Pharmacodynamic characterization of insulin on MDMA-induced thermogenesis.

Sympathomimetic drugs (MDMA; ecstasy) induce a potentially catastrophic hyperthermia that involves free fatty acid (FFA) activation of mitochondrial uncoupling proteins (UCP). Insulin is an important regulator of plasma FFA levels, although its role in thermogenesis is unclear. The aims of the present study were 1) to characterize the pharmacodynamic effects of MDMA on plasma insulin and glucose, 2) to examine the effects of insulin on MDMA-induced thermogenesis and 3) to examine MDMA-induced thermogenesis in an animal model of insulin resistance, the obese Zucker rat. Insulin levels peaked 15 min after MDMA (40 mg/kg, s.c.), which preceded the peak temperature change at 60 min.

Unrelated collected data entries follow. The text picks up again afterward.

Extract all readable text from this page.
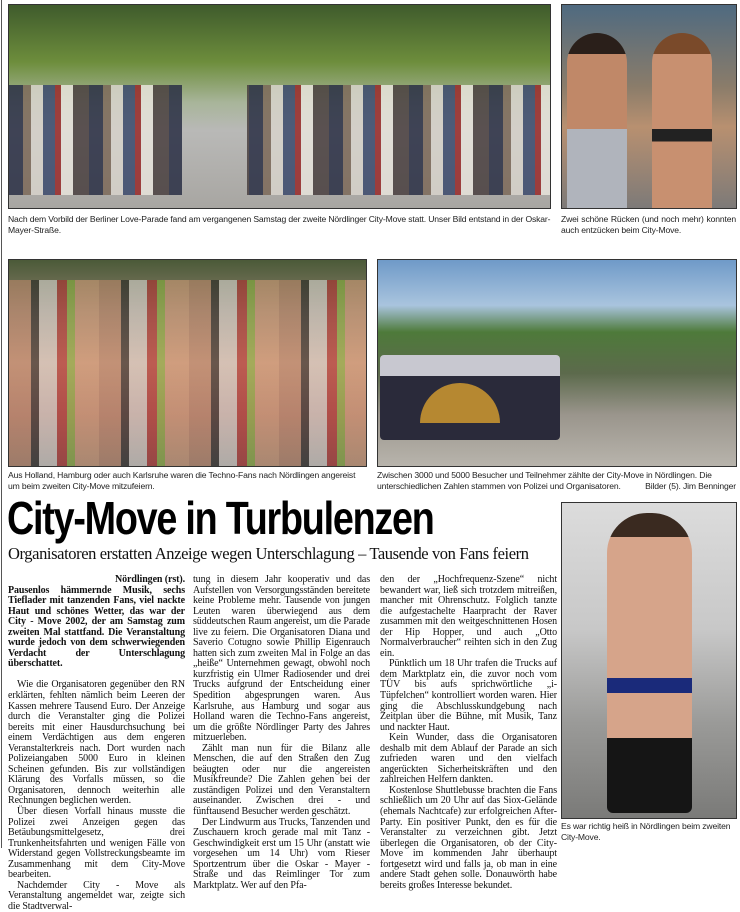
Nach dem Vorbild der Berliner Love-Parade fand am vergangenen Samstag der zweite Nördlinger City-Move statt. Unser Bild entstand in der Oskar-Mayer-Straße.
Zwei schöne Rücken (und noch mehr) konnten auch entzücken beim City-Move.
Aus Holland, Hamburg oder auch Karlsruhe waren die Techno-Fans nach Nördlingen angereist um beim zweiten City-Move mitzufeiern.
Zwischen 3000 und 5000 Besucher und Teilnehmer zählte der City-Move in Nördlingen. Die unterschiedlichen Zahlen stammen von Polizei und Organisatoren.	Bilder (5). Jim Benninger
City-Move in Turbulenzen
Organisatoren erstatten Anzeige wegen Unterschlagung – Tausende von Fans feiern
Es war richtig heiß in Nördlingen beim zweiten City-Move.

Nördlingen (rst).

Pausenlos hämmernde Musik, sechs Tieflader mit tanzenden Fans, viel nackte Haut und schönes Wetter, das war der City - Move 2002, der am Samstag zum zweiten Mal stattfand. Die Veranstaltung wurde jedoch von dem schwerwiegenden Verdacht der Unterschlagung überschattet.

Wie die Organisatoren gegenüber den RN erklärten, fehlten nämlich beim Leeren der Kassen mehrere Tausend Euro. Der Anzeige durch die Veranstalter ging die Polizei bereits mit einer Hausdurchsuchung bei einem Verdächtigen aus dem engeren Veranstalterkreis nach. Dort wurden nach Polizeiangaben 5000 Euro in kleinen Scheinen gefunden. Bis zur vollständigen Klärung des Vorfalls müssen, so die Organisatoren, dennoch weiterhin alle Rechnungen beglichen werden.

Über diesen Vorfall hinaus musste die Polizei zwei Anzeigen gegen das Betäubungsmittelgesetz, drei Trunkenheitsfahrten und wenigen Fälle von Widerstand gegen Vollstreckungsbeamte im Zusammenhang mit dem City-Move bearbeiten.

Nachdemder City - Move als Veranstaltung angemeldet war, zeigte sich die Stadtverwal-

tung in diesem Jahr kooperativ und das Aufstellen von Versorgungsständen bereitete keine Probleme mehr. Tausende von jungen Leuten waren überwiegend aus dem süddeutschen Raum angereist, um die Parade live zu feiern. Die Organisatoren Diana und Saverio Cotugno sowie Phillip Eigenrauch hatten sich zum zweiten Mal in Folge an das „heiße“ Unternehmen gewagt, obwohl noch kurzfristig ein Ulmer Radiosender und drei Trucks aufgrund der Entscheidung einer Spedition abgesprungen waren. Aus Karlsruhe, aus Hamburg und sogar aus Holland waren die Techno-Fans angereist, um die größte Nördlinger Party des Jahres mitzuerleben.

Zählt man nun für die Bilanz alle Menschen, die auf den Straßen den Zug beäugten oder nur die angereisten Musikfreunde? Die Zahlen gehen bei der zuständigen Polizei und den Veranstaltern auseinander. Zwischen drei - und fünftausend Besucher werden geschätzt.

Der Lindwurm aus Trucks, Tanzenden und Zuschauern kroch gerade mal mit Tanz - Geschwindigkeit erst um 15 Uhr (anstatt wie vorgesehen um 14 Uhr) vom Rieser Sportzentrum über die Oskar - Mayer - Straße und das Reimlinger Tor zum Marktplatz. Wer auf den Pfa-

den der „Hochfrequenz-Szene“ nicht bewandert war, ließ sich trotzdem mitreißen, mancher mit Ohrenschutz. Folglich tanzte die aufgestachelte Haarpracht der Raver zusammen mit den weitgeschnittenen Hosen der Hip Hopper, und auch „Otto Normalverbraucher“ reihten sich in den Zug ein.

Pünktlich um 18 Uhr trafen die Trucks auf dem Marktplatz ein, die zuvor noch vom TÜV bis aufs sprichwörtliche „i-Tüpfelchen“ kontrolliert worden waren. Hier ging die Abschlusskundgebung nach Zeitplan über die Bühne, mit Musik, Tanz und nackter Haut.

Kein Wunder, dass die Organisatoren deshalb mit dem Ablauf der Parade an sich zufrieden waren und den vielfach angerückten Sicherheitskräften und den zahlreichen Helfern dankten.

Kostenlose Shuttlebusse brachten die Fans schließlich um 20 Uhr auf das Siox-Gelände (ehemals Nachtcafe) zur erfolgreichen After-Party. Ein positiver Punkt, den es für die Veranstalter zu verzeichnen gibt. Jetzt überlegen die Organisatoren, ob der City-Move im kommenden Jahr überhaupt fortgesetzt wird und falls ja, ob man in eine andere Stadt gehen solle. Donauwörth habe bereits großes Interesse bekundet.
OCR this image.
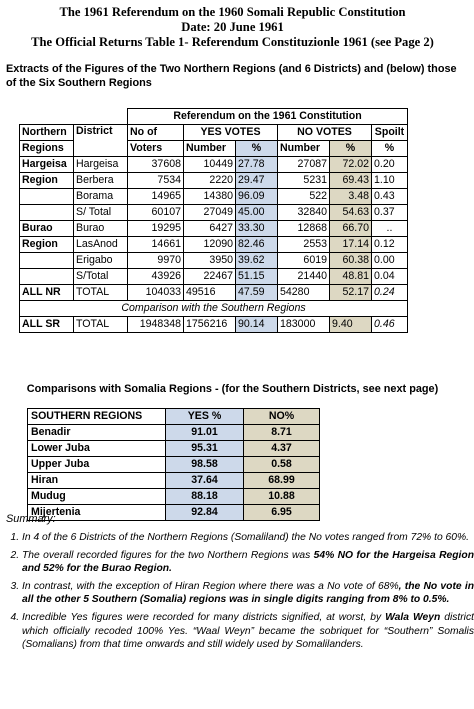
The 1961 Referendum on the 1960 Somali Republic Constitution
Date: 20 June 1961
The Official Returns Table 1- Referendum Constituzionle 1961 (see Page 2)
Extracts of the Figures of the Two Northern Regions (and 6 Districts) and (below) those of the Six Southern Regions
		Referendum on the 1961 Constitution					
Northern	District	No of	YES VOTES		NO VOTES		Spoilt
Regions		Voters	Number	%	Number	%	%
Hargeisa	Hargeisa	37608	10449	27.78	27087	72.02	0.20
Region	Berbera	7534	2220	29.47	5231	69.43	1.10
	Borama	14965	14380	96.09	522	3.48	0.43
	S/ Total	60107	27049	45.00	32840	54.63	0.37
Burao	Burao	19295	6427	33.30	12868	66.70	..
Region	LasAnod	14661	12090	82.46	2553	17.14	0.12
	Erigabo	9970	3950	39.62	6019	60.38	0.00
	S/Total	43926	22467	51.15	21440	48.81	0.04
ALL NR	TOTAL	104033	49516	47.59	54280	52.17	0.24
Comparison with the Southern Regions							
ALL SR	TOTAL	1948348	1756216	90.14	183000	9.40	0.46
Comparisons with Somalia Regions - (for the Southern Districts, see next page)
SOUTHERN REGIONS	YES %	NO%
Benadir	91.01	8.71
Lower Juba	95.31	4.37
Upper Juba	98.58	0.58
Hiran	37.64	68.99
Mudug	88.18	10.88
Mijertenia	92.84	6.95
Summary:
1. In 4 of the 6 Districts of the Northern Regions (Somaliland) the No votes ranged from 72% to 60%.
2. The overall recorded figures for the two Northern Regions was 54% NO for the Hargeisa Region and 52% for the Burao Region.
3. In contrast, with the exception of Hiran Region where there was a No vote of 68%, the No vote in all the other 5 Southern (Somalia) regions was in single digits ranging from 8% to 0.5%.
4. Incredible Yes figures were recorded for many districts signified, at worst, by Wala Weyn district which officially recoded 100% Yes. “Waal Weyn” became the sobriquet for “Southern” Somalis (Somalians) from that time onwards and still widely used by Somalilanders.
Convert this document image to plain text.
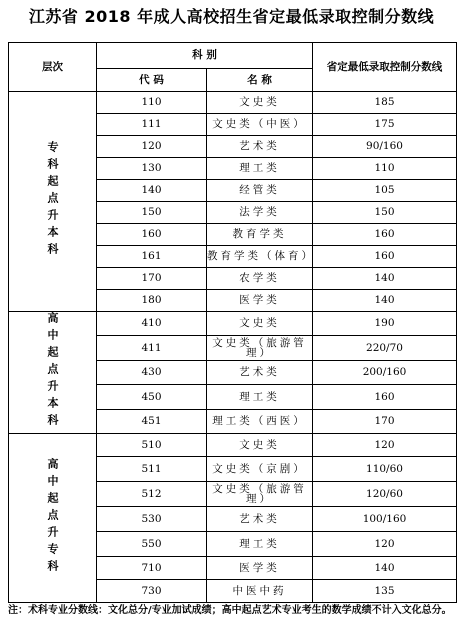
江苏省 2018 年成人高校招生省定最低录取控制分数线
层次	科 别		省定最低录取控制分数线
	代 码	名 称	
专科起点升本科	110	文史类	185
	111	文史类（中医）	175
	120	艺术类	90/160
	130	理工类	110
	140	经管类	105
	150	法学类	150
	160	教育学类	160
	161	教育学类（体育）	160
	170	农学类	140
	180	医学类	140
高中起点升本科	410	文史类	190
	411	文史类（旅游管理）	220/70
	430	艺术类	200/160
	450	理工类	160
	451	理工类（西医）	170
高中起点升专科	510	文史类	120
	511	文史类（京剧）	110/60
	512	文史类（旅游管理）	120/60
	530	艺术类	100/160
	550	理工类	120
	710	医学类	140
	730	中医中药	135
注：术科专业分数线：文化总分/专业加试成绩；高中起点艺术专业考生的数学成绩不计入文化总分。
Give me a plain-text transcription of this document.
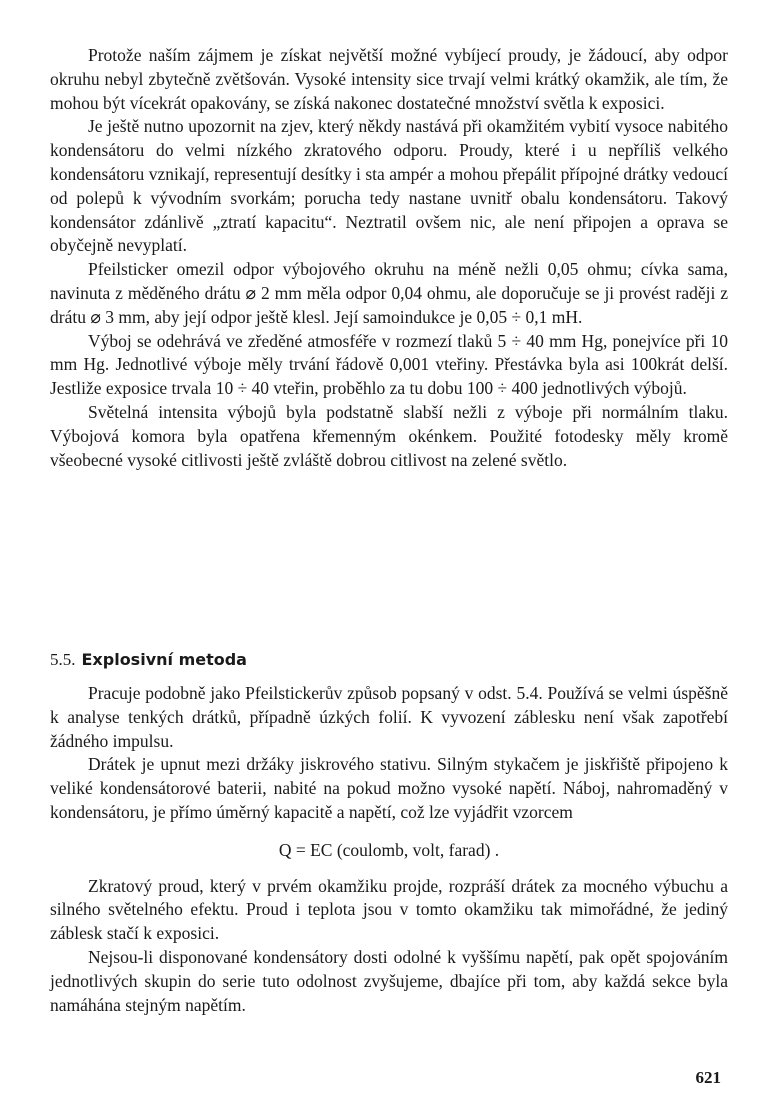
Protože naším zájmem je získat největší možné vybíjecí proudy, je žádoucí, aby odpor okruhu nebyl zbytečně zvětšován. Vysoké intensity sice trvají velmi krátký okamžik, ale tím, že mohou být vícekrát opakovány, se získá nakonec dostatečné množství světla k exposici.

Je ještě nutno upozornit na zjev, který někdy nastává při okamžitém vybití vysoce nabitého kondensátoru do velmi nízkého zkratového odporu. Proudy, které i u nepříliš velkého kondensátoru vznikají, representují desítky i sta ampér a mohou přepálit přípojné drátky vedoucí od polepů k vývodním svorkám; porucha tedy nastane uvnitř obalu kondensátoru. Takový kondensátor zdánlivě „ztratí kapacitu“. Neztratil ovšem nic, ale není připojen a oprava se obyčejně nevyplatí.

Pfeilsticker omezil odpor výbojového okruhu na méně nežli 0,05 ohmu; cívka sama, navinuta z měděného drátu ⌀ 2 mm měla odpor 0,04 ohmu, ale doporučuje se ji provést raději z drátu ⌀ 3 mm, aby její odpor ještě klesl. Její samoindukce je 0,05 ÷ 0,1 mH.

Výboj se odehrává ve zředěné atmosféře v rozmezí tlaků 5 ÷ 40 mm Hg, ponejvíce při 10 mm Hg. Jednotlivé výboje měly trvání řádově 0,001 vteřiny. Přestávka byla asi 100krát delší. Jestliže exposice trvala 10 ÷ 40 vteřin, proběhlo za tu dobu 100 ÷ 400 jednotlivých výbojů.

Světelná intensita výbojů byla podstatně slabší nežli z výboje při normálním tlaku. Výbojová komora byla opatřena křemenným okénkem. Použité fotodesky měly kromě všeobecné vysoké citlivosti ještě zvláště dobrou citlivost na zelené světlo.

5.5. Explosivní metoda

Pracuje podobně jako Pfeilstickerův způsob popsaný v odst. 5.4. Používá se velmi úspěšně k analyse tenkých drátků, případně úzkých folií. K vyvození záblesku není však zapotřebí žádného impulsu.

Drátek je upnut mezi držáky jiskrového stativu. Silným stykačem je jiskřiště připojeno k veliké kondensátorové baterii, nabité na pokud možno vysoké napětí. Náboj, nahromaděný v kondensátoru, je přímo úměrný kapacitě a napětí, což lze vyjádřit vzorcem

Q = EC (coulomb, volt, farad) .

Zkratový proud, který v prvém okamžiku projde, rozpráší drátek za mocného výbuchu a silného světelného efektu. Proud i teplota jsou v tomto okamžiku tak mimořádné, že jediný záblesk stačí k exposici.

Nejsou-li disponované kondensátory dosti odolné k vyššímu napětí, pak opět spojováním jednotlivých skupin do serie tuto odolnost zvyšujeme, dbajíce při tom, aby každá sekce byla namáhána stejným napětím.

621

Plasma glucose levels also peaked 15 min. after MDMA and remained elevated throughout the 90-min. monitoring period. Insulin pretreatment (10 units/kg, s.c.) 30 min. before a low dose of MDMA (5 mg/kg, s.c.) potentiated the thermogenic response. Insulin resistant, fa/fa (obese) Zucker rats demonstrated an attenuated thermogenic response to MDMA (40 mg/kg, s.c.). Consistent with the role for FFA in UCP3 expression, immunoblot analysis showed significantly increased levels of UCP3 protein obese compared to lean Zucker skeletal muscle. In conclusion, the results of the present study suggest a potential role of insulin signaling in sympathomimetic-induced thermogenesis.